Taken together, there is strong circumstantial evidence to suggest that BRCA1 pathway dysfunction is integral to the biology of a significant subgroup of triple-negative and basal-like breast carcinomas. Given that tumours that have a dysfunctional BRCA1 pathway show an exquisite sensitivity to cross-linking agents (e.g. platinum salts)63,66,67 and to inhibitors of the poly ADP-ribose polymerase (PARP) enzyme,97 these findings suggest new therapeutic strategies for the management of patients with basal-like breast cancers53,59,60,65 for testing in clinical trials. In fact, trials of both approaches are currently underway in women with breast cancer. The ‘Triple Negative Trial (TNT) Trial’ compares carboplatin with docetaxel in women with advanced sporadic triple-negative breast cancer (http://www.controlled-trials.com/cctspringview2/mrct/showTrial.html?mrid=260717&srch). The BRCA trial tests the same hypothesis in a more genetically defined advanced breast cancer population with germ-line BRCA1 or BRCA2 mutation (http://www.breakthrough.org.uk/researchcentre/clinical_trials/brca_trial/index.html). The preliminary results of PARP inhibitors phase I clinical trials that have included patients with BRCA1-deficient tumours have been encouraging,97 and a phase II clinical trial in BRCA1/BRCA2-associated breast cancer has recently begun (http://clinicaltrials.gov/ct/show/NCT00494234?order=1).
The term triple-negative breast cancer encompasses a heterogeneous group of tumours that show distinctive, but rather heterogeneous, pathological and clinical features. Although a significant overlap with basal-like carcinoma is observed, it seems clear that ‘triple negativity’ should not be used as a surrogate marker for basal-like cancers.
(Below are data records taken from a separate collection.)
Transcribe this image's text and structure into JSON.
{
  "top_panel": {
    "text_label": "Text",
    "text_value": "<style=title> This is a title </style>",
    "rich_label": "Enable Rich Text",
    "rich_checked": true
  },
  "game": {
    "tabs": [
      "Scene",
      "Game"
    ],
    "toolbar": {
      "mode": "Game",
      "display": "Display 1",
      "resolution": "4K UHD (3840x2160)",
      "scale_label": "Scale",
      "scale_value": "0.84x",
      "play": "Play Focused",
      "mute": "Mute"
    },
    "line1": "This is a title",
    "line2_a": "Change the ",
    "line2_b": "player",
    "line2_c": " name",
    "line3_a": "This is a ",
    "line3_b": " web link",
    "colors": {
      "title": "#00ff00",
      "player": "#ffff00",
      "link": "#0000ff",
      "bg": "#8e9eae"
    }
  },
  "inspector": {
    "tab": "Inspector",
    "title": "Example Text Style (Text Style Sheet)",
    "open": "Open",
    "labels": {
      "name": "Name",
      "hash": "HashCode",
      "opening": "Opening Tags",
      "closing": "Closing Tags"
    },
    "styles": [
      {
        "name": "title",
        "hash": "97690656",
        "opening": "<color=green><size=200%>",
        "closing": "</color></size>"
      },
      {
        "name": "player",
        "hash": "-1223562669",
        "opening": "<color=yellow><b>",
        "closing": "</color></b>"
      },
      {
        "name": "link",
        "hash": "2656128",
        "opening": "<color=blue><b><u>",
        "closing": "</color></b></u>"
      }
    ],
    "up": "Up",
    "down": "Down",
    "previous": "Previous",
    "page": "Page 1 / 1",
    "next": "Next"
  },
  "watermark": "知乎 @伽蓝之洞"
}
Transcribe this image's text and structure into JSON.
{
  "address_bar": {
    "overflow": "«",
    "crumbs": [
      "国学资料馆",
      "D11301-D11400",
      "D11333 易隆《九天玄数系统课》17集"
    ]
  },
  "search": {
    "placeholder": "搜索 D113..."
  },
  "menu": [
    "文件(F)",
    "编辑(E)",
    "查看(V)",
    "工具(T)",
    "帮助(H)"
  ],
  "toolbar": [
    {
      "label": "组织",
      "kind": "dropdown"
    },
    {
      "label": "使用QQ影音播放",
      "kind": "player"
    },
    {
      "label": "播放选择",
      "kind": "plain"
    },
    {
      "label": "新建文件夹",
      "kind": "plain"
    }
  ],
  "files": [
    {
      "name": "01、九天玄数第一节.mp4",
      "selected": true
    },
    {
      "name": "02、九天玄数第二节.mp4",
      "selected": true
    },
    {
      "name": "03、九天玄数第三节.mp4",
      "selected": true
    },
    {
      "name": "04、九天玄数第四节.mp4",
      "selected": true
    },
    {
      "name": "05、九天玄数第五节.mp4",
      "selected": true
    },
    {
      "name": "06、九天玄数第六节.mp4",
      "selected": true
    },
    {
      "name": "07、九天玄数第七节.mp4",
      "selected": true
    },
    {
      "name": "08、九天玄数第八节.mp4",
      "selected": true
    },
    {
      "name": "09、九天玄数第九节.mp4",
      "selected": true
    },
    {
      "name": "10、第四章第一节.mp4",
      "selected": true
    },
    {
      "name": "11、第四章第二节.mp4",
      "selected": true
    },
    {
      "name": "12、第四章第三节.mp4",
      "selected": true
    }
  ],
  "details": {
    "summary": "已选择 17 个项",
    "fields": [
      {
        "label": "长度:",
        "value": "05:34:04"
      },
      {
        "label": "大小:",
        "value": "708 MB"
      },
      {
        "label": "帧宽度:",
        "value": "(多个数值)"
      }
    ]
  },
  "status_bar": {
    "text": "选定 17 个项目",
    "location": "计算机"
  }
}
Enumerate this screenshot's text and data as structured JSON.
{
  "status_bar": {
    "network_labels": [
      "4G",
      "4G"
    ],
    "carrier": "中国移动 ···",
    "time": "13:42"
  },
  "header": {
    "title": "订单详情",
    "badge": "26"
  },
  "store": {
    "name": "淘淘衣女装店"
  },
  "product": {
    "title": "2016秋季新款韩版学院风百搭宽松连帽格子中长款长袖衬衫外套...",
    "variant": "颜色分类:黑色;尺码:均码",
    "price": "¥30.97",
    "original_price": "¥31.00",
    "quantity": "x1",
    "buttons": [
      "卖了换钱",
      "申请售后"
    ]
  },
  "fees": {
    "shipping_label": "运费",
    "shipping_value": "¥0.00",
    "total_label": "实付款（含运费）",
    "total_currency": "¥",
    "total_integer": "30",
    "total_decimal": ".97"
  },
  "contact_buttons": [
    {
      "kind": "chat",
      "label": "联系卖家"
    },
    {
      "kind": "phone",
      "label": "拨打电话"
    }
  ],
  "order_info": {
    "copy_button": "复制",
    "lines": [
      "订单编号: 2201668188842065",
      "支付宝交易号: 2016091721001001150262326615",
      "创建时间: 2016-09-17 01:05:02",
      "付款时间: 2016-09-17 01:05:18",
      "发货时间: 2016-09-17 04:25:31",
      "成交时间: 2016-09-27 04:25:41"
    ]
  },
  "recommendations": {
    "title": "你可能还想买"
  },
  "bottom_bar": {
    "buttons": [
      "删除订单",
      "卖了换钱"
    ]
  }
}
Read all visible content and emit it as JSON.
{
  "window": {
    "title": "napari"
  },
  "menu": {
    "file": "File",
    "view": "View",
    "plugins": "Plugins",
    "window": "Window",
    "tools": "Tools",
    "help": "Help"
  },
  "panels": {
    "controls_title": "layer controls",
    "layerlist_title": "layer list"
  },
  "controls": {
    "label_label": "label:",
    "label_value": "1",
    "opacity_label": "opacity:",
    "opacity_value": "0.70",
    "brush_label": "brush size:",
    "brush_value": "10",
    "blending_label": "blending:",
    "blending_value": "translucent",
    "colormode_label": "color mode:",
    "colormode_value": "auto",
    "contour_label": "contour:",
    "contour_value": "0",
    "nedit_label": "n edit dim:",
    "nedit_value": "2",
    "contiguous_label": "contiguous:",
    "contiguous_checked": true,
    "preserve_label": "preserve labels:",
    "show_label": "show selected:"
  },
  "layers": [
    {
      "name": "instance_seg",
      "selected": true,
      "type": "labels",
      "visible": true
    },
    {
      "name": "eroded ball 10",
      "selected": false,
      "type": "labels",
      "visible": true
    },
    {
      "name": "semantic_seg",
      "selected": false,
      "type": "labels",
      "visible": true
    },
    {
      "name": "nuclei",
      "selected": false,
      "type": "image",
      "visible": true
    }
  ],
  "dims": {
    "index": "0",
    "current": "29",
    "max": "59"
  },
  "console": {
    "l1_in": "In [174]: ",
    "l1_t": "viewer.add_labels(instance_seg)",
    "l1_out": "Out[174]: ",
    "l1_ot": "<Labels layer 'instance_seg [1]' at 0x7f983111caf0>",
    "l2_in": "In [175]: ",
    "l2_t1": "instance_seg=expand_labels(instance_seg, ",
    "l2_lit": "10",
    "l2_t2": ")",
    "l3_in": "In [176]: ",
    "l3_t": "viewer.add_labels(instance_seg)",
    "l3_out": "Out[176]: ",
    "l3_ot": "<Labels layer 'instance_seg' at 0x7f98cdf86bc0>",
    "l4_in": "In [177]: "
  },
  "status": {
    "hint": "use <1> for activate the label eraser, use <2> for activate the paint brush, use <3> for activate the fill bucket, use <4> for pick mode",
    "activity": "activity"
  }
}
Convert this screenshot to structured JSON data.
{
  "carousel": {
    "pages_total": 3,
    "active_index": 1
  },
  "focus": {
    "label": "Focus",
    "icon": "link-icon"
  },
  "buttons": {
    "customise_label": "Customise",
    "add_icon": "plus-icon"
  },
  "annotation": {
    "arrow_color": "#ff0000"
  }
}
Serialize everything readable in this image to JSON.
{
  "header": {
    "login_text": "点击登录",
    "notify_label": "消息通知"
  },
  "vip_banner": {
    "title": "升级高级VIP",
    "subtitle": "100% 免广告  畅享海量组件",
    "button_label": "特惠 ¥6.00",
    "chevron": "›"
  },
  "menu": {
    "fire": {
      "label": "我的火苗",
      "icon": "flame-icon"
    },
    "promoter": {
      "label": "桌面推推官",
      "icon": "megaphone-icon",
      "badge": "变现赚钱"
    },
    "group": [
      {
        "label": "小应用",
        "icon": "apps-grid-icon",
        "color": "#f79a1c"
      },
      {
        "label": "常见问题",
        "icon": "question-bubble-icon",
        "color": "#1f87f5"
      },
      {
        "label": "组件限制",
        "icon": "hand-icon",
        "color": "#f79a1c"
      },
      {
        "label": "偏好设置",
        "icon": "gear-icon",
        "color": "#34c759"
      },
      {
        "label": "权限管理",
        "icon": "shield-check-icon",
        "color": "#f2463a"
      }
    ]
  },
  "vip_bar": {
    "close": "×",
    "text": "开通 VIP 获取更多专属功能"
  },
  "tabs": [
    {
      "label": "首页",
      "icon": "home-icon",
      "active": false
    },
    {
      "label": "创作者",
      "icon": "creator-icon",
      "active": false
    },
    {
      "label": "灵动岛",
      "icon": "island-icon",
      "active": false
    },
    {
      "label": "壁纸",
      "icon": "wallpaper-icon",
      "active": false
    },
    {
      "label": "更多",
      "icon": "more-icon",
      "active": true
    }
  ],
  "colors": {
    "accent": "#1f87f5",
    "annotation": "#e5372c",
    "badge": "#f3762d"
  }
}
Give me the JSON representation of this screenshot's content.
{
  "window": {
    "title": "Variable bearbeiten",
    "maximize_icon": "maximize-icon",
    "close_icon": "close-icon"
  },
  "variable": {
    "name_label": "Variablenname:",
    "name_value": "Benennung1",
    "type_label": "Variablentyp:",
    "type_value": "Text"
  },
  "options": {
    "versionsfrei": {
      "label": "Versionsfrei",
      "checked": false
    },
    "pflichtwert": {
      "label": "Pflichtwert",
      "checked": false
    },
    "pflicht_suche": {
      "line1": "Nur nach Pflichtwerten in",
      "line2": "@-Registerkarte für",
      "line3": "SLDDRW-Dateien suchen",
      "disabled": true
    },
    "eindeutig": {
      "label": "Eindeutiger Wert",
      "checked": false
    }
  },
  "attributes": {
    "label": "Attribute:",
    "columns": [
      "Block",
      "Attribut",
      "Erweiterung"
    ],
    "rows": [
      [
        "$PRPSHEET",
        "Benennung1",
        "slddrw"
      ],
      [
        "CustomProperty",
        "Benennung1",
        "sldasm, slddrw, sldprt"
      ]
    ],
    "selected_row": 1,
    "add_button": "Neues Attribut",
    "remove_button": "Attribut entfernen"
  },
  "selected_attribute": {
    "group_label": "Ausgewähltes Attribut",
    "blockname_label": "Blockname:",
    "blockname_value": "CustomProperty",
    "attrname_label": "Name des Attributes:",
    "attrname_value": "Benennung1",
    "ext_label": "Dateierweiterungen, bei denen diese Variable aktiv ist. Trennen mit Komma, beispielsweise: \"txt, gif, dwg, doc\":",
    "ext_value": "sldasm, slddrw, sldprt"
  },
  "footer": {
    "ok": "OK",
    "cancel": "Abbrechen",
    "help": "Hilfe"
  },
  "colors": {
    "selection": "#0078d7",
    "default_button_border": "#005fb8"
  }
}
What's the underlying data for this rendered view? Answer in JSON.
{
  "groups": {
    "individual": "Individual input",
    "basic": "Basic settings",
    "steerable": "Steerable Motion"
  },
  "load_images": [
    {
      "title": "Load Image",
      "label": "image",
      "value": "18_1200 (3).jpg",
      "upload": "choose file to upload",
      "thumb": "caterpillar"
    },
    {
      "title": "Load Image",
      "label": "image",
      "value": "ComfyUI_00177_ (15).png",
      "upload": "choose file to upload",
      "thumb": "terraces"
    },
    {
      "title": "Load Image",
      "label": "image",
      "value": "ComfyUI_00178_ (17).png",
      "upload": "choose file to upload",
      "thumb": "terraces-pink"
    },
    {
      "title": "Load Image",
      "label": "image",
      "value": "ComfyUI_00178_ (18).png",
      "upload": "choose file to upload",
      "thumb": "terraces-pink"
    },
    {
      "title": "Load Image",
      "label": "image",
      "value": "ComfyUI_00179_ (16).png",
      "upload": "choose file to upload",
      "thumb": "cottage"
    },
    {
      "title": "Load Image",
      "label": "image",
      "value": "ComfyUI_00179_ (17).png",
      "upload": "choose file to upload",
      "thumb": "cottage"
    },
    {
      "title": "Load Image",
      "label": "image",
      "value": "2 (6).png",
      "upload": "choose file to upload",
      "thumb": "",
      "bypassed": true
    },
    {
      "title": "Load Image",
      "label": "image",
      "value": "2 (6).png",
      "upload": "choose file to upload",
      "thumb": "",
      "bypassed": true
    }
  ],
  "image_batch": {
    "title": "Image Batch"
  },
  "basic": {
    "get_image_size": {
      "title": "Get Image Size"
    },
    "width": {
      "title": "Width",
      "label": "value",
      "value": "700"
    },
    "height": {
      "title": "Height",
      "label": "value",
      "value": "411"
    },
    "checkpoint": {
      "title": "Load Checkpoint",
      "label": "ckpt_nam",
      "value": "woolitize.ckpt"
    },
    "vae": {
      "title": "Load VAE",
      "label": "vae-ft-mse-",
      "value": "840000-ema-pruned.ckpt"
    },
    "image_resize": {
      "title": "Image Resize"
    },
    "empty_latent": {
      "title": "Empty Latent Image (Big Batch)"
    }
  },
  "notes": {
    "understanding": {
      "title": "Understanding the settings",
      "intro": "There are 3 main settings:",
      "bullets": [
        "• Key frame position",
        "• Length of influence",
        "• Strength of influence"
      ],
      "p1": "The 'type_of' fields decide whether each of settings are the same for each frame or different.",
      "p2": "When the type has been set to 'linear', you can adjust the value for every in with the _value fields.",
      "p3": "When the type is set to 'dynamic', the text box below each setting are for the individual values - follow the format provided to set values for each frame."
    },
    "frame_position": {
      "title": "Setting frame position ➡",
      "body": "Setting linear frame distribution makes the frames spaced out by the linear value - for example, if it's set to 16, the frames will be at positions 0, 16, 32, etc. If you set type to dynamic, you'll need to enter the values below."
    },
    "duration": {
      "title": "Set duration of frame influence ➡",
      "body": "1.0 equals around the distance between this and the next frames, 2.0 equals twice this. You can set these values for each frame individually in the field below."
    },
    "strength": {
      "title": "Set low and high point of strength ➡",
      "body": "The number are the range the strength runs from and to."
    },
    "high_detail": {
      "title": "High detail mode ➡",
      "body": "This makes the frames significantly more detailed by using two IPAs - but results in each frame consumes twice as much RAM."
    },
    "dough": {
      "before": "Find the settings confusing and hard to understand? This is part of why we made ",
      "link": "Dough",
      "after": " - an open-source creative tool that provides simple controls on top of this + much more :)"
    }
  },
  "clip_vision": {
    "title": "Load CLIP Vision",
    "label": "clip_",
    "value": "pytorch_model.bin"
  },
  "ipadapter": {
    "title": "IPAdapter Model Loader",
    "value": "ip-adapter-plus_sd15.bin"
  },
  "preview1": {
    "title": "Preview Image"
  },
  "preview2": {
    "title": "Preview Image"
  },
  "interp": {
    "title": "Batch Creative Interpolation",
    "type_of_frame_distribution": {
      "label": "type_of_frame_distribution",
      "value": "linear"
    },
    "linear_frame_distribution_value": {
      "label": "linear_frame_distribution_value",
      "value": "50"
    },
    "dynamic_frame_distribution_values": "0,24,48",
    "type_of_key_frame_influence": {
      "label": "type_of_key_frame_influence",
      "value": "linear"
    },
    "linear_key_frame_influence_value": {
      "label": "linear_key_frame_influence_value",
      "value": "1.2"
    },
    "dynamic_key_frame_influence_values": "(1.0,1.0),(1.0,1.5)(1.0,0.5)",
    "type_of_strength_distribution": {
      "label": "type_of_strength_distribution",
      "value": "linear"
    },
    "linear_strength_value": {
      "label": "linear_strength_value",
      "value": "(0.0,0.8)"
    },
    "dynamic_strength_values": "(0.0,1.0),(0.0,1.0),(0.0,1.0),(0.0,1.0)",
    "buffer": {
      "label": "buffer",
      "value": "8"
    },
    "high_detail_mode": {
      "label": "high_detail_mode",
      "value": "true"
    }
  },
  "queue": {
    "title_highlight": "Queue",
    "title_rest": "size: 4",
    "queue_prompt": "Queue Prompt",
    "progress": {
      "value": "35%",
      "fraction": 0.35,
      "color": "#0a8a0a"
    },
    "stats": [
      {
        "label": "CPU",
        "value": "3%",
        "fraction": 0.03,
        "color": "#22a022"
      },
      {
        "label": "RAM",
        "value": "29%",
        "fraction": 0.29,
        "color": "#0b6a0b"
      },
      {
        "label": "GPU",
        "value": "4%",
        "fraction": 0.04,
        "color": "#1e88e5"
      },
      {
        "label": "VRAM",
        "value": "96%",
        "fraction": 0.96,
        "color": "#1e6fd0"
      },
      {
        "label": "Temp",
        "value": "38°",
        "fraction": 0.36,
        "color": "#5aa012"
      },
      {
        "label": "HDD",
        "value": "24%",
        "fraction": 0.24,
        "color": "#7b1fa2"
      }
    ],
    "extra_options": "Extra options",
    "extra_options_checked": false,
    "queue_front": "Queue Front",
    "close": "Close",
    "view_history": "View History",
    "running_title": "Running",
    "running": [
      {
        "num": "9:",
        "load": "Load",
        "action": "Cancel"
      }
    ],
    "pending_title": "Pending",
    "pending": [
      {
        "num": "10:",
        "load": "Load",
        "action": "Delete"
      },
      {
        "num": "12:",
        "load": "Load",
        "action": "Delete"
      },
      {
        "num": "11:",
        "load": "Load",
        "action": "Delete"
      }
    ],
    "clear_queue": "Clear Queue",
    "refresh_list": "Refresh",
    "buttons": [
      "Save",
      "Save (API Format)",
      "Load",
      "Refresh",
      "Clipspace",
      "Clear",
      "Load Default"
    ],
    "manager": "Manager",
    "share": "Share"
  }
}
Although triple-negative cancers are reported to respond to neoadjuvant chemotherapy,9,14 survival of patients with such tumours is still poor and their management may therefore require a more aggressive alternative intervention. Thus, the development of biologically informed systemic therapies and targeted therapies for triple-negative cancers is of paramount importance and may prove to be a Herculean task, only achievable by understanding the complexity of this heterogeneous group of tumours. We envisage that this can be achieved only through collaborative work and clinical trial design involving pathologists, oncologists and laboratory scientists alike.